In the six full seasons that the NFL has had the four-team divisions, which is 2002-2007, the average playoff team has had 4.4 divisional wins and 1.6 divisional losses, a win percentage of .741. Subsequently, the win percentage, overall, for those same 72 teams that made the playoffs in those six years, is .691.

The average playoff team goes 11-5 in that same stretch. The average win loss is a little skewed, because two playoff teams in those six years had ties on their record. The Steelers and Falcons had a tie in 2002. Technically, the average playoff team has had 11 wins, 4.6 losses and .4 ties. But just that one game skewed the numbers. The interesting number is the out-of-division games, where playoff teams averaged 6.6 wins and 3.4 losses, a .662 winning percentage.

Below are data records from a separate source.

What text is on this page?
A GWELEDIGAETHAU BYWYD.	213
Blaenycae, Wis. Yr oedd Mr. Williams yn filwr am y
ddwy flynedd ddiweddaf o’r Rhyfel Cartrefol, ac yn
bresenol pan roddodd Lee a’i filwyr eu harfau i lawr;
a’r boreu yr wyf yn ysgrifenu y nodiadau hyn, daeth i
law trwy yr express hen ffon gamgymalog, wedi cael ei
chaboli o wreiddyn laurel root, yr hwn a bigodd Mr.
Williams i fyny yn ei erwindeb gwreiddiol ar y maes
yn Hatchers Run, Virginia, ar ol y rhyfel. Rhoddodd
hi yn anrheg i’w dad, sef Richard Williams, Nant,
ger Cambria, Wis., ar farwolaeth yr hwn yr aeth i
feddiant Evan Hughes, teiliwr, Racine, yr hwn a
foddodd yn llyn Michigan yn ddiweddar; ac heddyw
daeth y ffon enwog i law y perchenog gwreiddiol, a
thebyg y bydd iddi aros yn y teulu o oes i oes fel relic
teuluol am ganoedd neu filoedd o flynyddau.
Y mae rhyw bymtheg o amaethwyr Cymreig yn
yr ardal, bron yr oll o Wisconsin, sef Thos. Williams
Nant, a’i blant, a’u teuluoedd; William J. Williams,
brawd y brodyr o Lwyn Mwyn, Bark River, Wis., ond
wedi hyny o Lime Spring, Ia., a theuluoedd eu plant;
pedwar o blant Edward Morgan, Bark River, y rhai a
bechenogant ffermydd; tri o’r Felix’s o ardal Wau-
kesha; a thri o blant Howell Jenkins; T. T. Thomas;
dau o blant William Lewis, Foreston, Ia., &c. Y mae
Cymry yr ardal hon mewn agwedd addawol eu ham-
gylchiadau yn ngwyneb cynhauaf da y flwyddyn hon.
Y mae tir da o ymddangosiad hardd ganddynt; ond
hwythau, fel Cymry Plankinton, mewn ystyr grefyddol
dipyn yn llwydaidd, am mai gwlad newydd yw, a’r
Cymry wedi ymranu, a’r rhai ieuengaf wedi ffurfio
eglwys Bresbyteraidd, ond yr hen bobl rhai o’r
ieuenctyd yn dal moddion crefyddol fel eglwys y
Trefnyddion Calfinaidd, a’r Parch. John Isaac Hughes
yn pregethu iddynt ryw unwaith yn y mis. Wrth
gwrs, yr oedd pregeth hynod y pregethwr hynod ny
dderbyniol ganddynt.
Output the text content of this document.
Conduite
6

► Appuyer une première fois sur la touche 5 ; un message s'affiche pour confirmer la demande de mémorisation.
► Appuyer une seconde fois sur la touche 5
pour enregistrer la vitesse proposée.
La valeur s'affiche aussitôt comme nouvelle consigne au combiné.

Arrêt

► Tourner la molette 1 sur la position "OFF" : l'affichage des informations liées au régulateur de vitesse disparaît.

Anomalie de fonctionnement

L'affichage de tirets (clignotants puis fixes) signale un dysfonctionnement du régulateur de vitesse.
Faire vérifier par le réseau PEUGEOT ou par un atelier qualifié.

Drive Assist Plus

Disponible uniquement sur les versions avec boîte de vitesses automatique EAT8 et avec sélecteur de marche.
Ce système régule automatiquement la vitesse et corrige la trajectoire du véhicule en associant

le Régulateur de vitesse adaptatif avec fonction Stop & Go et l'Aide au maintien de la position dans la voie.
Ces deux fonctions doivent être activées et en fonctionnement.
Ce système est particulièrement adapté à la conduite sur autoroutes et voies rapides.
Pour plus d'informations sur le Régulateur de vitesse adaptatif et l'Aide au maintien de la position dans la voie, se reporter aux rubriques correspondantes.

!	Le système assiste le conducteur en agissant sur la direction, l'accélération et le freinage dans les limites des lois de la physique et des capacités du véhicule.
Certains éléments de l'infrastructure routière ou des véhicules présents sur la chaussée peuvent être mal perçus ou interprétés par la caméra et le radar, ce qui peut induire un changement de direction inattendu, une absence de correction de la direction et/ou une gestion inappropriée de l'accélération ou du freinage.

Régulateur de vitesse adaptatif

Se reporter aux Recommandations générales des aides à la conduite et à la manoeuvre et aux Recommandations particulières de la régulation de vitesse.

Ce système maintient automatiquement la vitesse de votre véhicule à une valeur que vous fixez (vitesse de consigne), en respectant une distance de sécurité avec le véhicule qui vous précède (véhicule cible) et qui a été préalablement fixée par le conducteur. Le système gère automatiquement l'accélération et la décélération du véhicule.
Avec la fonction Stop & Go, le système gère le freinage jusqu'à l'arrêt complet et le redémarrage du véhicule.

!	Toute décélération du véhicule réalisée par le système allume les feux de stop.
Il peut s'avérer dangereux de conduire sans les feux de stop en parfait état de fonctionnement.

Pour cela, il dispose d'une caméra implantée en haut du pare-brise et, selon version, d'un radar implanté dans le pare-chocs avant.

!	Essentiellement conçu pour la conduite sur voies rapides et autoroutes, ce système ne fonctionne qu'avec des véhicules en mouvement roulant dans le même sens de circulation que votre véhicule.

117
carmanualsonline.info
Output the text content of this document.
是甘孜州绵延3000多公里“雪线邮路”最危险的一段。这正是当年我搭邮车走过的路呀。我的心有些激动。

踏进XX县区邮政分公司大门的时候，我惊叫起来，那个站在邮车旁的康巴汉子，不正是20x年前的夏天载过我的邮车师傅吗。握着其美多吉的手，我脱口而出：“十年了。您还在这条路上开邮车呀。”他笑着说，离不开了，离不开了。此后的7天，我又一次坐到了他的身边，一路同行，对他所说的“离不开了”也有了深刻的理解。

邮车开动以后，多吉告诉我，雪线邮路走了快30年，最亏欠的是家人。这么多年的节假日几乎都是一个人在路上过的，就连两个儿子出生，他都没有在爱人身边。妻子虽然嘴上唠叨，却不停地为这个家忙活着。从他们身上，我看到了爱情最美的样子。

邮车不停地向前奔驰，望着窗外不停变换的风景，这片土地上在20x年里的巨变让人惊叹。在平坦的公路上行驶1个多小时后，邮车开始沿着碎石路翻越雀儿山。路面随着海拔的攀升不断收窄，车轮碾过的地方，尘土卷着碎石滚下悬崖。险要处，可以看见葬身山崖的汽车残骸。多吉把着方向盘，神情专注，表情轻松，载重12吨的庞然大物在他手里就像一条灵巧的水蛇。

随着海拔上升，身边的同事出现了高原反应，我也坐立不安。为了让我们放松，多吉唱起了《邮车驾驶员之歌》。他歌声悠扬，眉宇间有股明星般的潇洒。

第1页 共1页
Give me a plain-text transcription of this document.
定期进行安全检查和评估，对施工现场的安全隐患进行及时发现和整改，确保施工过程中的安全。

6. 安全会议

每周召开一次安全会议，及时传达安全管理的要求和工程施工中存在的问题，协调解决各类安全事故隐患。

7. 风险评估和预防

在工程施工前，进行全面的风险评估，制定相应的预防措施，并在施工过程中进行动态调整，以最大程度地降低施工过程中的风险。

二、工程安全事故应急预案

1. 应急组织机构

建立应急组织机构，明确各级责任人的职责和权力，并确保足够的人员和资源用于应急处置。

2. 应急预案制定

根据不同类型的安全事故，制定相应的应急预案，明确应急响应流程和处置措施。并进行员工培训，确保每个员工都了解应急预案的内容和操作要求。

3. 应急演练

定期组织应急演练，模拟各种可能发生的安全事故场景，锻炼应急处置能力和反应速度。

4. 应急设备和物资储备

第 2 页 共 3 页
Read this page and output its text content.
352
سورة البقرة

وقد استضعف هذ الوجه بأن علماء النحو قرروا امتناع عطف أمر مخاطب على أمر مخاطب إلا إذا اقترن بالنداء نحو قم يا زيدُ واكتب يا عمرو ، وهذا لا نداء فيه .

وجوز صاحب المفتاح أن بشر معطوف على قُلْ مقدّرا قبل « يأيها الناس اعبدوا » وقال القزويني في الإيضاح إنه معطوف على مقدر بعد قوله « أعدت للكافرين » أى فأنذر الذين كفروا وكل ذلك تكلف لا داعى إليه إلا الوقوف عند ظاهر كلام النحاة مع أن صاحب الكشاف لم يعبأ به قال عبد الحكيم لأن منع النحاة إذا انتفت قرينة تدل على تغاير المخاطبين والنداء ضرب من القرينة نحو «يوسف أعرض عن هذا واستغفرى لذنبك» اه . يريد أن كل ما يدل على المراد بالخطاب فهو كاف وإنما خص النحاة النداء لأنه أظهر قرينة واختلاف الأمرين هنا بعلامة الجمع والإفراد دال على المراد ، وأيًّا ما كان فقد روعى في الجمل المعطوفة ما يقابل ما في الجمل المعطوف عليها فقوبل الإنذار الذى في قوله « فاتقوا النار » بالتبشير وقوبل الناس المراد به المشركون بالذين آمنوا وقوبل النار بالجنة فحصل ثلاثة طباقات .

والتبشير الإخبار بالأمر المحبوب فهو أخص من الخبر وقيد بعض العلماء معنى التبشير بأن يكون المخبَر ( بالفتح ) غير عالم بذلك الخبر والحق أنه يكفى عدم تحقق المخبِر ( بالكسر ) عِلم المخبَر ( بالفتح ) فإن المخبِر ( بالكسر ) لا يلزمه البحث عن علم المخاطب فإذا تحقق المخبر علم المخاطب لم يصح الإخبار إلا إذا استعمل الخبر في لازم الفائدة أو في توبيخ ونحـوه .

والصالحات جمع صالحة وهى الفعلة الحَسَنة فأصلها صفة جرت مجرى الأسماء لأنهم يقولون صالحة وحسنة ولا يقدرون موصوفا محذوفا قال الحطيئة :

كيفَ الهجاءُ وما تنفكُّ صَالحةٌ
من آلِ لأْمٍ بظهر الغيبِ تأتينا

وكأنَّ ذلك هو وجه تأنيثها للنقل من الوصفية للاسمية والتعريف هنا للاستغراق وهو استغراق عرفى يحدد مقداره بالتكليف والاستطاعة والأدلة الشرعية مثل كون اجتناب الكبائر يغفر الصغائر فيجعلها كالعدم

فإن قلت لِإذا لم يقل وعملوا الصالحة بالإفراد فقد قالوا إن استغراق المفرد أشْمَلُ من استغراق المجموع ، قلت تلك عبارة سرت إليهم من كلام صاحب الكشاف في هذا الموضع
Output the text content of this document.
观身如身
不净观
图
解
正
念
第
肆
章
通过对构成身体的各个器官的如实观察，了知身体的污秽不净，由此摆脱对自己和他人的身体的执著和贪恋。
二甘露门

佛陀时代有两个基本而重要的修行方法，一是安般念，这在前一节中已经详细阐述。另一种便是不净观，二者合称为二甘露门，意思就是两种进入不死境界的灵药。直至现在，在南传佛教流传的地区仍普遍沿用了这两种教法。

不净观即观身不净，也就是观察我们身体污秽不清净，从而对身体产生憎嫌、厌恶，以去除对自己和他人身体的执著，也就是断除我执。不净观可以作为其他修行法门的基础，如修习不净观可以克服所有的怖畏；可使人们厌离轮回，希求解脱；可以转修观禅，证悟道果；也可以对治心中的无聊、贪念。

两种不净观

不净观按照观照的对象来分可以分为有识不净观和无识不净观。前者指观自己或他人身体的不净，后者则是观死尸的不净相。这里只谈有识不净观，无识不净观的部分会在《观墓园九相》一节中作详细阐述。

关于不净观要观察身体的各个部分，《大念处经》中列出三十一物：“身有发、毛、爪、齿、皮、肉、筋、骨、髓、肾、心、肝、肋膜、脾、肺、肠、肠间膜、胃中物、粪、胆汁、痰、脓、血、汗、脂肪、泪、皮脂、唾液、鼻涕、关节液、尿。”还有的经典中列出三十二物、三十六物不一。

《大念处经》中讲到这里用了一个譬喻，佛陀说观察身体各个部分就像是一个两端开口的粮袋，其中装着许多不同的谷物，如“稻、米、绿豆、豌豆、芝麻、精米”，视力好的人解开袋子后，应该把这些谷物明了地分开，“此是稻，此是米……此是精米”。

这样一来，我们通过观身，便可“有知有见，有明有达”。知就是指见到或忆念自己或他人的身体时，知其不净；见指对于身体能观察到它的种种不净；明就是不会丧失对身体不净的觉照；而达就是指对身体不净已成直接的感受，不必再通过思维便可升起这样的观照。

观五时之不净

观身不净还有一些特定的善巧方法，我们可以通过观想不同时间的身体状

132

So how does that relate to the importance of divisional games, because after all, you’d expect the better teams in the league to have a good record in divisional games. So let’s take a look at the “last two” out in those same six years. I took the two teams in each conference that were No. 7 and No. 8 in their league, and missed the playoffs. The obvious difference is that these teams won an average of 8.6 games and lost an average of 7.4, a .536 winning percentage. But it’s the win percentage in divisional games that makes that one or two game difference. Those four teams that were the last out of the playoffs averaged 3.3 divisional wins and 2.7 divisional losses, a .556 winning percentage. Well below that of the playoff teams.

To break it down even further, very few playoff teams have had a sub-.500 record within their division. Out of those 72 teams, the 2007 Jaguars and 2006 Cowboys were the only two teams to have sub-.500 records and reach the playoffs. Interestingly enough, both were in divisions that qualified their divisional winner and claimed both wild card spots. Furthermore, only seven teams have had 3-3 divisional records. That means 63 of the playoff teams since 2002 have had divisional records over .500.

Now, the Broncos sit at 2-1 in the division with a game against all three teams left. They certainly could sit at 4-2 or 5-1 to end the season, and that would bode well for them. If the Broncos take care of business at home, steal a few road games and win their divisional games, they will be a playoff team. But if you don’t win your divisional games, you probably aren’t going to get into the playoffs, as we saw two years ago when Kansas City won the tiebreaker, and were the last team in, on that very thing, divisional record.

Of course…as I sit here on this Sunday afternoon, I don’t think having to have the tiebreaker over the Chiefs is going to matter, as they are getting worked by a decent Carolina Panthers team. :beer: The Chargers, on the other hand, might be a different story.

Northman
10-05-2008, 01:17 PM
Great article MB.

Bronco9798
10-05-2008, 09:43 PM
Also, one of the first tie-breakers for a home field game or the difference between a higher/lower seed can be your division record. Not only does it matter for your own division, but it plays a huge part in seeding and a home game. Head to head is first, then division record.